In a series of damning criticisms, the King’s Fund branded the shake-up “misguided”, creating an “unwieldy” structure that is “not fit for purpose” and had created more bureaucracy.
But the report said there had been a significant change in approach by Health Secretary Jeremy Hunt as he presided over “damage limitation” and a “welcome shift away from technocratic changes”. It said claims of widespread privatisation were exaggerated.
Labour seized on the report claiming the reforms had “harmed patient care”.
Shadow health secretary Andy Burnham said: “People will remember patients, nurses, doctors and midwives lining up in their thousands and pleading with the Government to call it off. But they ploughed on and plunged the NHS into the chaos we see today. The sad truth is that by turning the NHS upside down and causing a crisis in A&E, David Cameron has made care problems more likely, not less.”
Mark Porter, of the British Medical Association, said: “The damage done to the NHS has been profound and intense, but what is needed now is an honest and frank debate over how we can put right what has gone wrong without the need for another unnecessary and costly top-down reorganisation.”
King’s Fund chief executive Chris Ham said the coalition’s first three years were “wasted” due to a “misguided focus on organisational changes”.
“The NHS therefore at the end of the parliament is experiencing both financial pressures and challenges in hitting targets that matter to patients because time, effort and money that should have been spent on patient care has been diverted into complex organisational changes,” he said.

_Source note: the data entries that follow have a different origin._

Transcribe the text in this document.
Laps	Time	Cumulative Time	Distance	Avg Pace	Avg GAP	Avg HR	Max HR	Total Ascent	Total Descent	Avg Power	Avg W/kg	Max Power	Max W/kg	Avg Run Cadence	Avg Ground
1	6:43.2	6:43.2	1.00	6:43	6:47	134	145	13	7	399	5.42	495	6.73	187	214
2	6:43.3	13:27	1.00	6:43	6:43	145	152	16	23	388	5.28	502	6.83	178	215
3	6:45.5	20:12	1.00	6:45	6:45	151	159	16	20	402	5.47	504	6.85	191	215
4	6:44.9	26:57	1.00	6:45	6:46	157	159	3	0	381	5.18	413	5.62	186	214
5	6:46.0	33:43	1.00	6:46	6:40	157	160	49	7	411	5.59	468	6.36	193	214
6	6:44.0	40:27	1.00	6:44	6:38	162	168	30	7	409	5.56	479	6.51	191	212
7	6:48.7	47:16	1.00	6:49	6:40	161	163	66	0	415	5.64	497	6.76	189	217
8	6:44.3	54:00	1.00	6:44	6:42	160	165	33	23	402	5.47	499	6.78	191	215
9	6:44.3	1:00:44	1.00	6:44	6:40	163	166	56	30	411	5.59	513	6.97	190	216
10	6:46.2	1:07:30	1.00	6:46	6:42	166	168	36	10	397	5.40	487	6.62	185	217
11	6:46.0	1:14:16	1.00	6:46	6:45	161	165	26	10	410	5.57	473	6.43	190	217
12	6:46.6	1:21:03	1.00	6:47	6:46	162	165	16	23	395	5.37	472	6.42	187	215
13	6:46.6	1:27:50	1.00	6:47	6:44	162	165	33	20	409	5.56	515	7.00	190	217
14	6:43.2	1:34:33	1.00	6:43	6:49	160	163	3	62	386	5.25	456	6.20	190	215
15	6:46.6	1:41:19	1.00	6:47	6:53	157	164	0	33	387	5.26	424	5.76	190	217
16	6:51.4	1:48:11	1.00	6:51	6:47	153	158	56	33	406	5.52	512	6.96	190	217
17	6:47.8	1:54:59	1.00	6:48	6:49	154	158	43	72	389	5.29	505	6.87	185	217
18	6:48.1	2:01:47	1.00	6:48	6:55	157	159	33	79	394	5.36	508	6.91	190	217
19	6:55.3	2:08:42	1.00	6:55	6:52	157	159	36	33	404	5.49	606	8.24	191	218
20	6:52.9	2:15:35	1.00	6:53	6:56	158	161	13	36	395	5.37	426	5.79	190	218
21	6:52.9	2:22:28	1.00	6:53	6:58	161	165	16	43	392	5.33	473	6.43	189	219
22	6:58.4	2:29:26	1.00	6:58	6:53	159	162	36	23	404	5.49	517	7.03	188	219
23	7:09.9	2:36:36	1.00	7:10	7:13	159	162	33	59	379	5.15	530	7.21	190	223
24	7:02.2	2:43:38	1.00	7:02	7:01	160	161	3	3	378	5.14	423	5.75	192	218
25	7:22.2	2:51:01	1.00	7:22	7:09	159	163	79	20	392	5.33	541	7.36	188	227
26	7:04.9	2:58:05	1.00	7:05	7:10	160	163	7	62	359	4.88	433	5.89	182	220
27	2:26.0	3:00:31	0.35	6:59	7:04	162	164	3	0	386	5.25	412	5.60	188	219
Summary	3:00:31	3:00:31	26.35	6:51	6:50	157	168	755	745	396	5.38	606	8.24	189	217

Mr Ham said he agreed with the view that the organisation of the NHS is “not fit for purpose”, adding: “Nobody starting with a blank sheet of paper would end up creating anything like this.
“It was more fit for purpose before the reforms. It wasn’t a perfect structure in 2010, but it was less imperfect than the one we have to work with now.
“Nobody is in charge locally. There is not a body ... that has the oversight of how the NHS is run at a regional level or at an area level that can bring all these organisations together and try and get a common approach to dealing with financial and performance problems. I think from the Government’s point of view that is a huge, huge risk.”
A spokesman for Mr Hunt said: “We welcome the King’s Fund’s recognition that the Government’s focus on patient safety and integrated care is right for the NHS’ future.
“This independent assessment also puts paid to Ed Miliband’s myth that the reforms were about privatisation and highlights why both the public and the health sector should be wary of Labour’s plans for upheaval and reorganisation.”